If the book has an occasional (dare we say gothic?) tendency to overdramatic claims, it’s easy to understand: colonization is one of humanity’s colossal engines of death. But this is a powerful, suggestive, and important book. Death in the New World is a thoroughly researched, ambitiously integrative, and methodologically provocative model of how a focus on communication and practice around a single topic can enrich our understanding of New World encounters and their aftermath. Inevitably, Seeman’s focus takes him onto strange and occasionally disturbing ground; many of the death practices he describes graphically reflect the violence common to New World interactions, with all of the representational difficulties about which José Rabasa has warned us.6 But Death in the New World’s emphasis on parallels avoids the perils of a too-inclusive reaction, historicizing the dynamics of communication across cultural boundaries in the colonial Americas and showing how communicating with and about the dead was essential to dominating the living.


NOTES

1.  Richard White, The Middle Ground: Indians, Empires, and Republics in the Great Lakes Region, 1650–1815 (New York and London, 1991).
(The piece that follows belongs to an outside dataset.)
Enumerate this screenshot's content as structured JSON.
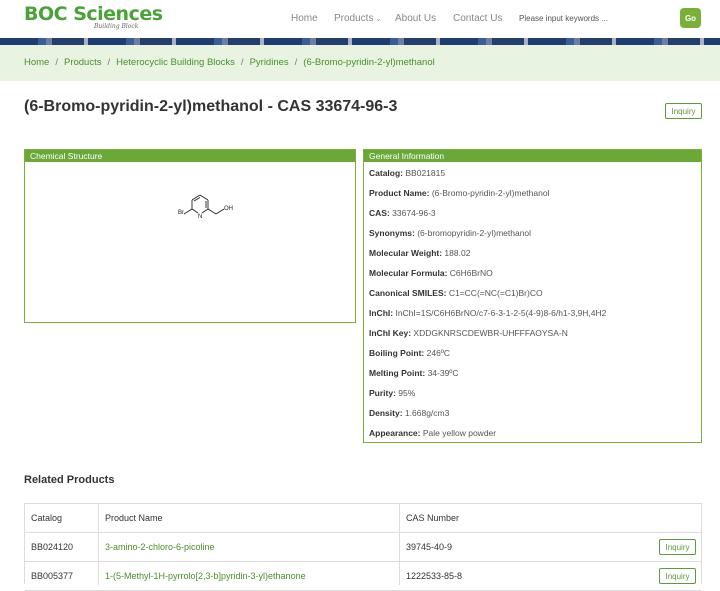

2.  See Vincent Brown, The Reaper’s Garden: Death and Power in the World of Atlantic Slavery (Cambridge, Mass., 2008); and Sidney W. Mintz and Richard Price, The Birth of African-American Culture: An Anthropological Perspective (Boston, 1992).

3.  Brown, 4.

4.  Brown, 7.

5.  Brown, 157–200. See also Joseph Roach, Cities of the Dead: Circum-Atlantic Performance (New York, 1996), which emphasizes the diachronic relations among death, performance, and cultural narrative.

6.  See José Rabasa, Writing Violence on the Northern Frontier: The Historiography of Sixteenth-century New Mexico and Florida and the Legacy of Conquest (Durham, 2000), esp. 1–30.